At issue in the settlement was the high number of "fraud-induced transfers," or money wired by consumers to fraudulent telemarketers and other scam artists. For example, some telemarketers - often based in other countries - use a "lottery" scam, in which they tell vulnerable consumers they have won a large sum of money but must pay taxes or other charges to claim their winnings. The victims are then directed to send the money by wire, because wire transfers are fast, there are transfer agents in most communities, and funds can be picked up in multiple locations.

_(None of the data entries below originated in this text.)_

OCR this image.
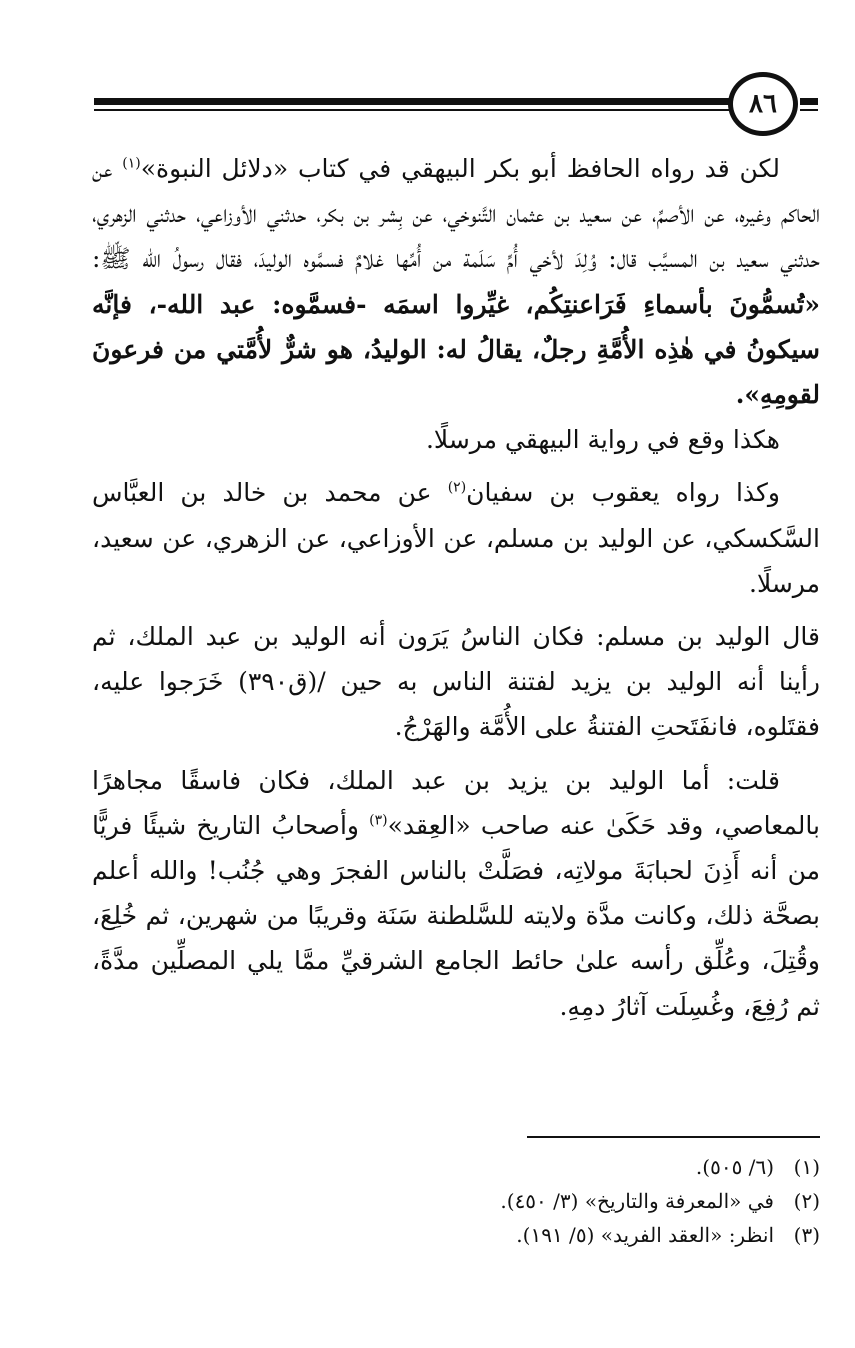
٨٦

لكن قد رواه الحافظ أبو بكر البيهقي في كتاب «دلائل النبوة»$^{(١)}$ عن الحاكم وغيره، عن الأصمِّ، عن سعيد بن عثمان التَّنوخي، عن بِشر بن بكر، حدثني الأوزاعي، حدثني الزهري، حدثني سعيد بن المسيَّب قال: وُلِدَ لأخي أُمِّ سَلَمة من أُمِّها غلامٌ فسمَّوه الوليدَ، فقال رسولُ الله ﷺ: «تُسمُّونَ بأسماءِ فَرَاعنتِكُم، غيِّروا اسمَه -فسمَّوه: عبد الله-، فإنَّه سيكونُ في هٰذِه الأُمَّةِ رجلٌ، يقالُ له: الوليدُ، هو شرٌّ لأُمَّتي من فرعونَ لقومِهِ».

هكذا وقع في رواية البيهقي مرسلًا.

وكذا رواه يعقوب بن سفيان$^{(٢)}$ عن محمد بن خالد بن العبَّاس السَّكسكي، عن الوليد بن مسلم، عن الأوزاعي، عن الزهري، عن سعيد، مرسلًا.

قال الوليد بن مسلم: فكان الناسُ يَرَون أنه الوليد بن عبد الملك، ثم رأينا أنه الوليد بن يزيد لفتنة الناس به حين /(ق٣٩٠) خَرَجوا عليه، فقتَلوه، فانفَتَحتِ الفتنةُ على الأُمَّة والهَرْجُ.

قلت: أما الوليد بن يزيد بن عبد الملك، فكان فاسقًا مجاهرًا بالمعاصي، وقد حَكَىٰ عنه صاحب «العِقد»$^{(٣)}$ وأصحابُ التاريخ شيئًا فريًّا من أنه أَذِنَ لحبابَةَ مولاتِه، فصَلَّتْ بالناس الفجرَ وهي جُنُب! والله أعلم بصحَّة ذلك، وكانت مدَّة ولايته للسَّلطنة سَنَة وقريبًا من شهرين، ثم خُلِعَ، وقُتِلَ، وعُلِّق رأسه علىٰ حائط الجامع الشرقيِّ ممَّا يلي المصلِّين مدَّةً، ثم رُفِعَ، وغُسِلَت آثارُ دمِهِ.

(١)
(٦/ ٥٠٥).
(٢)
في «المعرفة والتاريخ» (٣/ ٤٥٠).
(٣)
انظر: «العقد الفريد» (٥/ ١٩١).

Nixon says the problem of fraud-induced transfers is substantial. In 2003, a survey conducted by seven states concerning transfers of over $300 to Canada by another major money transfer company estimated that over 29 percent of those transfers were fraud-induced, resulting in consumers losses in the year 2002 of approximately $113 million nationally.

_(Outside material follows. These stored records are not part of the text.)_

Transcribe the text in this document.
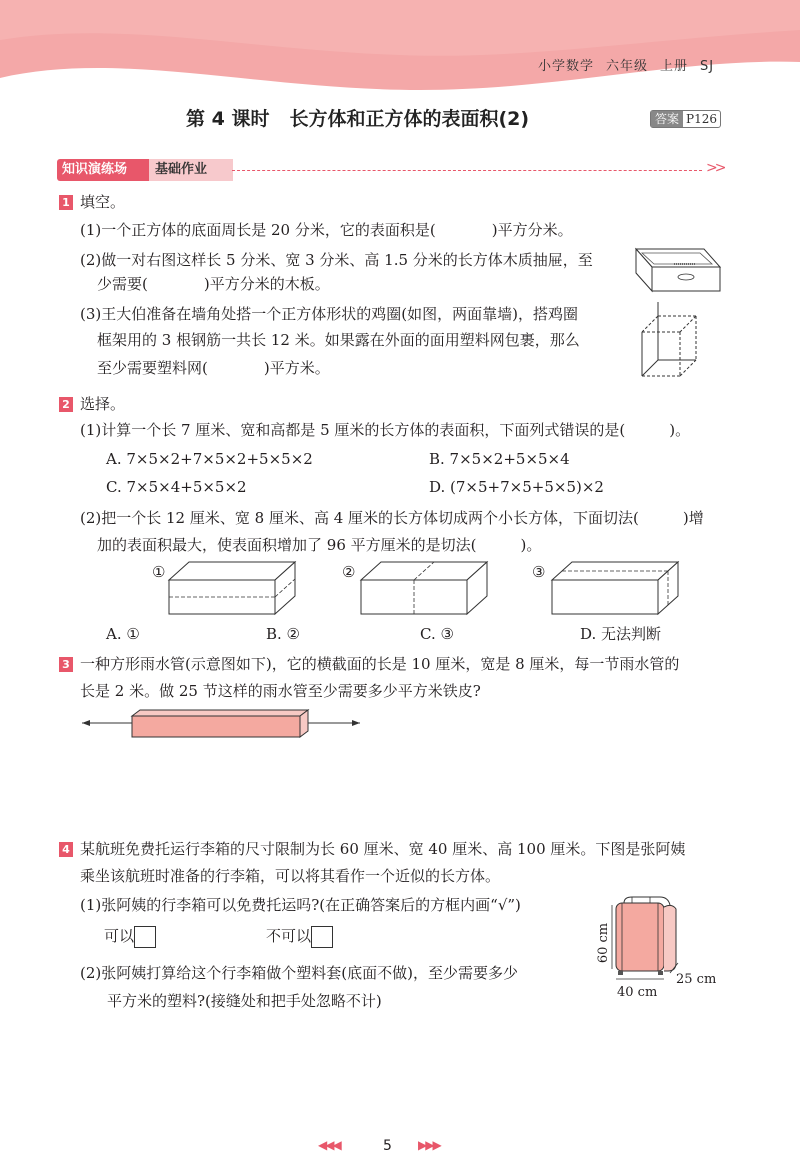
小学数学 六年级 上册 SJ
第 4 课时 长方体和正方体的表面积(2)	答案 P126
基础作业
知识演练场	>>
1 填空。
(1)一个正方体的底面周长是 20 分米，它的表面积是(	)平方分米。
(2)做一对右图这样长 5 分米、宽 3 分米、高 1.5 分米的长方体木质抽屉，至
少需要(	)平方分米的木板。
(3)王大伯准备在墙角处搭一个正方体形状的鸡圈(如图，两面靠墙)，搭鸡圈
框架用的 3 根钢筋一共长 12 米。如果露在外面的面用塑料网包裹，那么
至少需要塑料网(	)平方米。
2 选择。
(1)计算一个长 7 厘米、宽和高都是 5 厘米的长方体的表面积，下面列式错误的是(	)。
A. 7×5×2+7×5×2+5×5×2	B. 7×5×2+5×5×4
C. 7×5×4+5×5×2	D. (7×5+7×5+5×5)×2
(2)把一个长 12 厘米、宽 8 厘米、高 4 厘米的长方体切成两个小长方体，下面切法(	)增
加的表面积最大，使表面积增加了 96 平方厘米的是切法(	)。
①	②	③
A. ①	B. ②	C. ③	D. 无法判断
3 一种方形雨水管(示意图如下)，它的横截面的长是 10 厘米，宽是 8 厘米，每一节雨水管的
长是 2 米。做 25 节这样的雨水管至少需要多少平方米铁皮?
4 某航班免费托运行李箱的尺寸限制为长 60 厘米、宽 40 厘米、高 100 厘米。下图是张阿姨
乘坐该航班时准备的行李箱，可以将其看作一个近似的长方体。
(1)张阿姨的行李箱可以免费托运吗?(在正确答案后的方框内画“√”)
可以	不可以
(2)张阿姨打算给这个行李箱做个塑料套(底面不做)，至少需要多少
平方米的塑料?(接缝处和把手处忽略不计)
60 cm
40 cm
25 cm
◀◀◀	5 ▶▶▶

"To keep perpetrators from defrauding consumers, we need to make it harder for them to utilize traditional methods of transferring money," Nixon said. "Agreements such as this one with MoneyGram - with its model fraud warning, consumer education program, and enhanced training for money transfer agents - are steps in the right direction."

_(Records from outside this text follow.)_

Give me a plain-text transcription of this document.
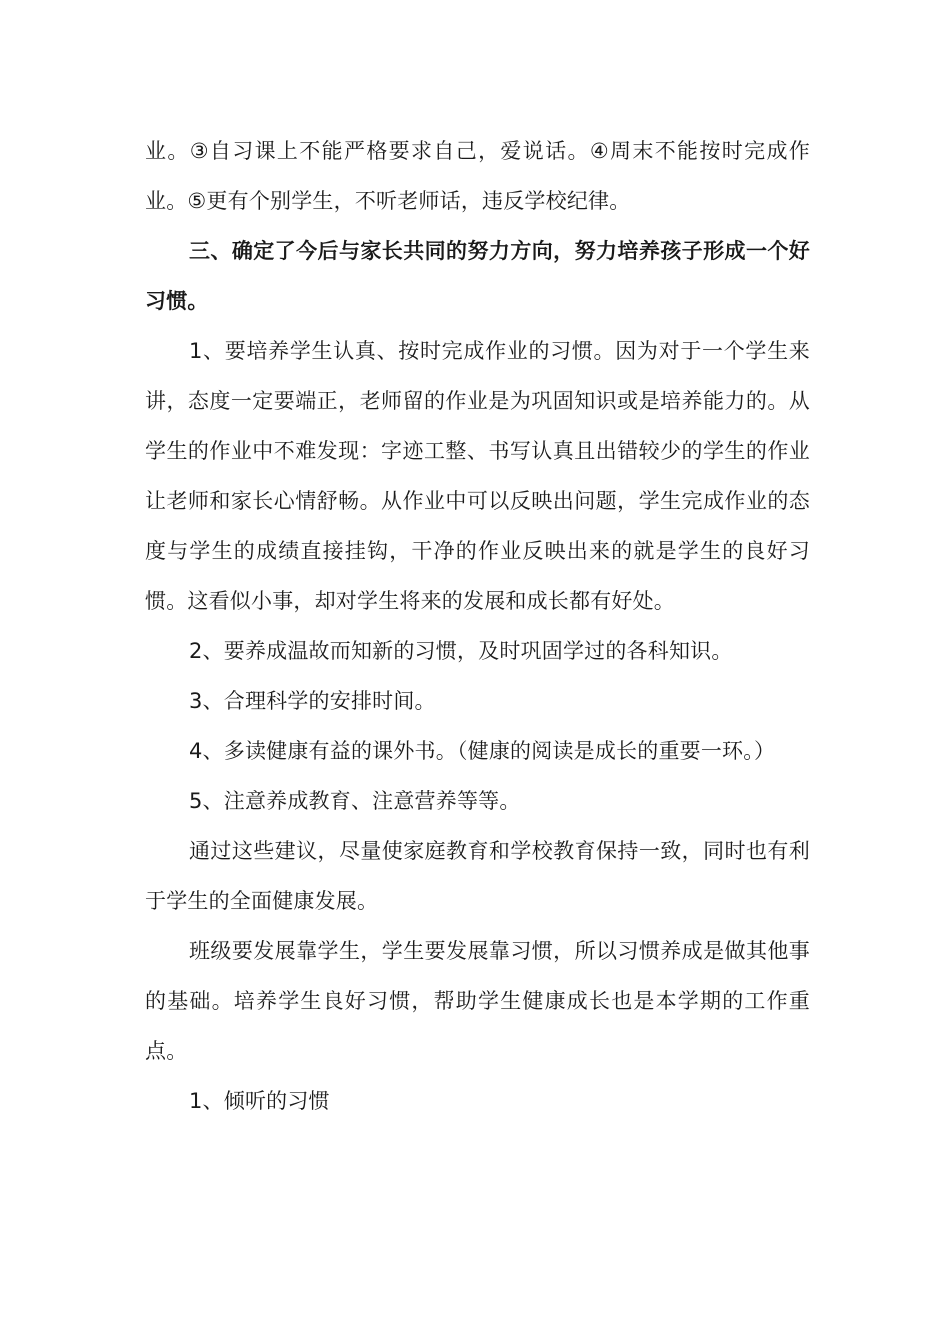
业。③自习课上不能严格要求自己，爱说话。④周末不能按时完成作业。⑤更有个别学生，不听老师话，违反学校纪律。

三、确定了今后与家长共同的努力方向，努力培养孩子形成一个好习惯。

1、要培养学生认真、按时完成作业的习惯。因为对于一个学生来讲，态度一定要端正，老师留的作业是为巩固知识或是培养能力的。从学生的作业中不难发现：字迹工整、书写认真且出错较少的学生的作业让老师和家长心情舒畅。从作业中可以反映出问题，学生完成作业的态度与学生的成绩直接挂钩，干净的作业反映出来的就是学生的良好习惯。这看似小事，却对学生将来的发展和成长都有好处。

2、要养成温故而知新的习惯，及时巩固学过的各科知识。

3、合理科学的安排时间。

4、多读健康有益的课外书。（健康的阅读是成长的重要一环。）

5、注意养成教育、注意营养等等。

通过这些建议，尽量使家庭教育和学校教育保持一致，同时也有利于学生的全面健康发展。

班级要发展靠学生，学生要发展靠习惯，所以习惯养成是做其他事的基础。培养学生良好习惯，帮助学生健康成长也是本学期的工作重点。

1、倾听的习惯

According to today's agreement, MoneyGram has agreed to:
Pay $1.1 million for a national consumer education program on how to avoid fraud-induced transfers, to be overseen by the AARP Foundation; Post prominent warnings to consumers in both English and Spanish on the dangers of fraud-induced wire transfers on the front page of MoneyGram's Send Form, with comparable warnings for telephone and Web transfers; Continue its current policy of reimbursing the amount of any transfer to a consumer who requests, prior to pickup, that the transfer be stopped, and reimbursing transfer fees as well if the consumer reasonably claims that the transfer was fraud-induced; Send prominent anti-fraud messages to its agents electronically every month or whenever a proposed transfer exceeds a certain amount, revise and enhance the company's agent anti-fraud training programs, and provide special training to agents with elevated fraud levels at their locations; Take appropriate action to suspend or terminate agent locations that are involved in fraud or that do not take reasonable steps to reduce fraud; Block wire transfers from specific consumers or to specific recipients when the company receives information from a state that there are good faith grounds to believe that fraud will occur, until such time as the consumer is counseled on fraud and requests resumption of the transfer; and Ensure that money transfers sent from the U.S. can only be picked up in a country designated by the sender, with a potential extension of this policy to the state or provincial level if the pickup of fraud-induced transfers in states or provinces to which consumers do not intend to send money becomes a significant future problem. Nixon and 46 other Attorneys General reached a similar agreement with Western Union Financial Services in November 2005, in which the company agreed to fund a program aimed at educating consumers that wire transfers are often sent by victims of scams.